Eine halbe Stunde später saßen sie sich gegenüber. Tim brachte sein Anliegen ohne Umschweife vor.
»Constances Vater ist in St. Moritz ums Leben gekommen«, erklärte er. »Wäre es möglich, in Erfahrung zu bringen, wie er starb? Sie weiß es nicht.«
»Und warum willst du es wissen?«
»Du meinst, daß nach medizinischen Erkenntnissen Anita Clement nicht Constances Mutter sein könnte. Ich möchte gern wissen, wie es mit dem Vater steht.«
Dr. Norden runzelte die Stirn. »Weißt du das genaue Sterbedatum?«
»Ich habe es aufgeschrieben.« Tim schob ihm einen Zettel zu. »Die Klinik ist auch angegeben.«
»Es wird nicht so einfach sein, Tim«, meinte Daniel. Dann kam ein nachdenklicher Ausdruck in seine Augen. »Dieses Datum, diese Klinik – warte, ich muß Anne anrufen.«
»Wieso Anne?« fragte Tim verblüfft.
»Das erfährst du gleich. Jetzt kann ich sie noch am ehesten erreichen.«
»Ich möchte aber nicht, daß Mummy davon erfährt«, sagte Tim leise.

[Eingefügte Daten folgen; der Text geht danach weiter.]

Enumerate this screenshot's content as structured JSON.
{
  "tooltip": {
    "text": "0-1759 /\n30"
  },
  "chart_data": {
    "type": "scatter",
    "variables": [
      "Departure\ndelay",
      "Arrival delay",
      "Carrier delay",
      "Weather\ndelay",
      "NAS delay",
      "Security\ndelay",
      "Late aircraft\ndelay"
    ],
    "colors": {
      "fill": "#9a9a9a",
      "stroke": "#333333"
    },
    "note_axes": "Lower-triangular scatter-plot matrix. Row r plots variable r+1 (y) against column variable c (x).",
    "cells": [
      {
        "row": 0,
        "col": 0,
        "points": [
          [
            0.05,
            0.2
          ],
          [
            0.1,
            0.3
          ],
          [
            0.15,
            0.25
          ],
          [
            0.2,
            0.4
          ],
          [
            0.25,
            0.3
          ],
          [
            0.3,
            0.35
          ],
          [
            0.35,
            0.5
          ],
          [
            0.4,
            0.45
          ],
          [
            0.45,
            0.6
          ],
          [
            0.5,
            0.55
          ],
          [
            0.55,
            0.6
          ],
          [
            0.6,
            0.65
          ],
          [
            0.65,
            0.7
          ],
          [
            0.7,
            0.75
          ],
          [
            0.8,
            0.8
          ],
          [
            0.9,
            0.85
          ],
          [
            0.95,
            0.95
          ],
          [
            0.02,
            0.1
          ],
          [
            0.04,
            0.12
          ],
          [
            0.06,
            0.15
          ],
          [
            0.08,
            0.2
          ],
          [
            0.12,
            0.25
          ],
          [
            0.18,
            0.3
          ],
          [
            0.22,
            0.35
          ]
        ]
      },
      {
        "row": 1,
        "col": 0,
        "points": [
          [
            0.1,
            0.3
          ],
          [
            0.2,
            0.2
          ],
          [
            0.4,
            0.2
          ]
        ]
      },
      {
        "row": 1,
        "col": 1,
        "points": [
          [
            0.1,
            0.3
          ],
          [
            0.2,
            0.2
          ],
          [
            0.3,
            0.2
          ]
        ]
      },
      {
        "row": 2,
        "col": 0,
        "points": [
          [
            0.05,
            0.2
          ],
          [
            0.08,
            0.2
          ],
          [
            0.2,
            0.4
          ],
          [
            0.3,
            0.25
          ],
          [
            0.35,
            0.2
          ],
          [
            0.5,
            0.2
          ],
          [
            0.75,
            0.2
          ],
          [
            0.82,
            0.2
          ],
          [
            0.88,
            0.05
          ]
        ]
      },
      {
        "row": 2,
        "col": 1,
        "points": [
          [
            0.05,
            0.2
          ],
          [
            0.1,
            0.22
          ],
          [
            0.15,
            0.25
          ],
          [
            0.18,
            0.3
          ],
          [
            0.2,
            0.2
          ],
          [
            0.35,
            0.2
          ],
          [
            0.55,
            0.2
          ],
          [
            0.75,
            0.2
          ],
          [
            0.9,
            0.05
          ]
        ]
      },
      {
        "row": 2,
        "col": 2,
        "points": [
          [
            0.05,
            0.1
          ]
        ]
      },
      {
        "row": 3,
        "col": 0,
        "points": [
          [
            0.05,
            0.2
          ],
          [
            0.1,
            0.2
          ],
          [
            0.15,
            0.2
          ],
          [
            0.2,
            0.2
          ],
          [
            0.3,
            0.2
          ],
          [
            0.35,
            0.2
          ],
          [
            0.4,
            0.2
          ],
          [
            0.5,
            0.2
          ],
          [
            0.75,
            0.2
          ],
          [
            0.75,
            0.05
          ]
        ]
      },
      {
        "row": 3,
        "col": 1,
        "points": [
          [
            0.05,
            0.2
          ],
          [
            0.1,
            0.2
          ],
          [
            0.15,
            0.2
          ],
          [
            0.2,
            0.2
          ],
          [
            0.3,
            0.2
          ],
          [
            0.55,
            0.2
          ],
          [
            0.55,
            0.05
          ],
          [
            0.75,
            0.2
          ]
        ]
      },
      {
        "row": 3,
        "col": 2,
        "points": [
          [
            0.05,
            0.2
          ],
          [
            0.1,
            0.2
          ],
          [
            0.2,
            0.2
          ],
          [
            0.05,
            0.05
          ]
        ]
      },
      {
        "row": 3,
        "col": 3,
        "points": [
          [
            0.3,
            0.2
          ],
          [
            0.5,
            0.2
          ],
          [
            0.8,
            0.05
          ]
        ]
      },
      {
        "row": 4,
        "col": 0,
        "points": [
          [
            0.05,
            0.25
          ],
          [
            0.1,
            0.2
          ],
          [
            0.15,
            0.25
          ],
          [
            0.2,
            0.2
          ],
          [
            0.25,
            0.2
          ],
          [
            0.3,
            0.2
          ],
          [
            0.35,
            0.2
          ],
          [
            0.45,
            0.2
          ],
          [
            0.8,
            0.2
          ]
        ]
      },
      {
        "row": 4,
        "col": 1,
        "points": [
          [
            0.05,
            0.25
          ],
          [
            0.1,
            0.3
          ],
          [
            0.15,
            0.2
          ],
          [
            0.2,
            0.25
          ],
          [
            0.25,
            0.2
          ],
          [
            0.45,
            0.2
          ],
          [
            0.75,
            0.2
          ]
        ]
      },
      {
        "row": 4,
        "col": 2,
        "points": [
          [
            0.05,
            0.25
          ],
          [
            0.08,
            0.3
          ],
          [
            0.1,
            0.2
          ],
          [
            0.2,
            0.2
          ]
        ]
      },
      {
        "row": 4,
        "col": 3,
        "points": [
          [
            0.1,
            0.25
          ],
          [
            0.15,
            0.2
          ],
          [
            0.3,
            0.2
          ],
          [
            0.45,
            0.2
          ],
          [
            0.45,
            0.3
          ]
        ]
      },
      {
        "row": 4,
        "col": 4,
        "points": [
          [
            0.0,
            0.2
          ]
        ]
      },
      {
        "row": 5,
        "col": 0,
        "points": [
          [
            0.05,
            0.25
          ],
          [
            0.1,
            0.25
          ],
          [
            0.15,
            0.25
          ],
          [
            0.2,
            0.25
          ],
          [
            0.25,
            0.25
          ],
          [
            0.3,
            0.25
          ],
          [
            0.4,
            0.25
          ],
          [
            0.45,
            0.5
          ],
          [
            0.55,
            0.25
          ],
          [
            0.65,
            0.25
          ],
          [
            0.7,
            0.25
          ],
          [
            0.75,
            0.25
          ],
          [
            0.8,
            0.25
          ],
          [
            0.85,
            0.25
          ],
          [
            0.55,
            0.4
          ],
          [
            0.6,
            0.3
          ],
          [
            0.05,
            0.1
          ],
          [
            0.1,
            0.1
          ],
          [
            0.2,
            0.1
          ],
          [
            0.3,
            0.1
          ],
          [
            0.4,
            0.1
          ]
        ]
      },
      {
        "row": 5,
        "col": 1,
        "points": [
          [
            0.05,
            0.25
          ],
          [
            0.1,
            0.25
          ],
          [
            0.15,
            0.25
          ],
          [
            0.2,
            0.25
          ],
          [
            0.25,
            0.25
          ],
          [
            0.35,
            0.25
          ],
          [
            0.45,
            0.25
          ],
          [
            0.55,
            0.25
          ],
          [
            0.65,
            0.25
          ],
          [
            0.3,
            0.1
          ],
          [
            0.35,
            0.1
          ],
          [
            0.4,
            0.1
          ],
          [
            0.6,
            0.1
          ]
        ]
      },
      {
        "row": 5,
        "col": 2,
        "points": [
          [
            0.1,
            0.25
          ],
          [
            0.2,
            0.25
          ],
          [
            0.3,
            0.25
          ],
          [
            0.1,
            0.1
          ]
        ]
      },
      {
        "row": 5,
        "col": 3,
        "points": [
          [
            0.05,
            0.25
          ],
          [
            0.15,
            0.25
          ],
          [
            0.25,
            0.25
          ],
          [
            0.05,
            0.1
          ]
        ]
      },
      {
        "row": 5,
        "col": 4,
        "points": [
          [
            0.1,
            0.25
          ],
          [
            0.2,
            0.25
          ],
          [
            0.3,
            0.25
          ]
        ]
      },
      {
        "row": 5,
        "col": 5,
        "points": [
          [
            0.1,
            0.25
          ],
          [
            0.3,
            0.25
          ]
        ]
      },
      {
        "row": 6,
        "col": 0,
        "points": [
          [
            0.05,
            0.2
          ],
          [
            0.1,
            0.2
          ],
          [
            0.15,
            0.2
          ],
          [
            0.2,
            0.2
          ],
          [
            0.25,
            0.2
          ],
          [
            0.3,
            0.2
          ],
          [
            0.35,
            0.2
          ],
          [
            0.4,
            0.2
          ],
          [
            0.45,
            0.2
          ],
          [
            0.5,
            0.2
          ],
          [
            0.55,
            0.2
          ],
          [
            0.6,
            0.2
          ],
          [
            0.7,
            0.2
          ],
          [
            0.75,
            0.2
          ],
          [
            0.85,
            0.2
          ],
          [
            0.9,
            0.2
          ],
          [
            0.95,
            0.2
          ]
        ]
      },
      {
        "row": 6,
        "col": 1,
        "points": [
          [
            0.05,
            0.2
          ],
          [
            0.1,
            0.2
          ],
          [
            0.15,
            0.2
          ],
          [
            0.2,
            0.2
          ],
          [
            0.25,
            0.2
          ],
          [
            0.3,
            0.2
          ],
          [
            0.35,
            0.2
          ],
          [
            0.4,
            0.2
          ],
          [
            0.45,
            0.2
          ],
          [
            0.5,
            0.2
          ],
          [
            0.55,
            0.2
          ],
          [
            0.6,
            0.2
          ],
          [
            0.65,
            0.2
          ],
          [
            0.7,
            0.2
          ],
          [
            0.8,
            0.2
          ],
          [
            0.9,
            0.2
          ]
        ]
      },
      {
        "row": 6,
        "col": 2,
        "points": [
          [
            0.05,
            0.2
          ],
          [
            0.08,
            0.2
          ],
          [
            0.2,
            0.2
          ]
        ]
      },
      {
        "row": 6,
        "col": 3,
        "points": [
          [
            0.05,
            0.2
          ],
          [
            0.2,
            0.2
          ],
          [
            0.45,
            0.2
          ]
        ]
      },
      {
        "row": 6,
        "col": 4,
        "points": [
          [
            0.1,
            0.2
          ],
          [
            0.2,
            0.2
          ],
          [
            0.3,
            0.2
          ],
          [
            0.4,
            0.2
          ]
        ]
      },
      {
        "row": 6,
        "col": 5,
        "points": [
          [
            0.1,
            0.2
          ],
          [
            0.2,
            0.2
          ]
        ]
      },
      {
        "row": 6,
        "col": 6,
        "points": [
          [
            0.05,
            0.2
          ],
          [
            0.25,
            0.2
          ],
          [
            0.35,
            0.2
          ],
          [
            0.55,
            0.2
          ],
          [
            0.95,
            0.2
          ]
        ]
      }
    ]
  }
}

Daniel hatte schon gewählt, und Anne meldete sich selbst. Bestürzt hörte Tim, wie Daniel sagte: »Entschuldige, Anne, wenn ich dich an ein schlimmes Datum erinnere, aber könntest du mir sagen, wer damals Katja in St. Moritz versorgt hat?«
»Wozu brauchst du das, Daniel?« fragte Anne konsterniert.
Das konnte Tim allerdings nicht hören.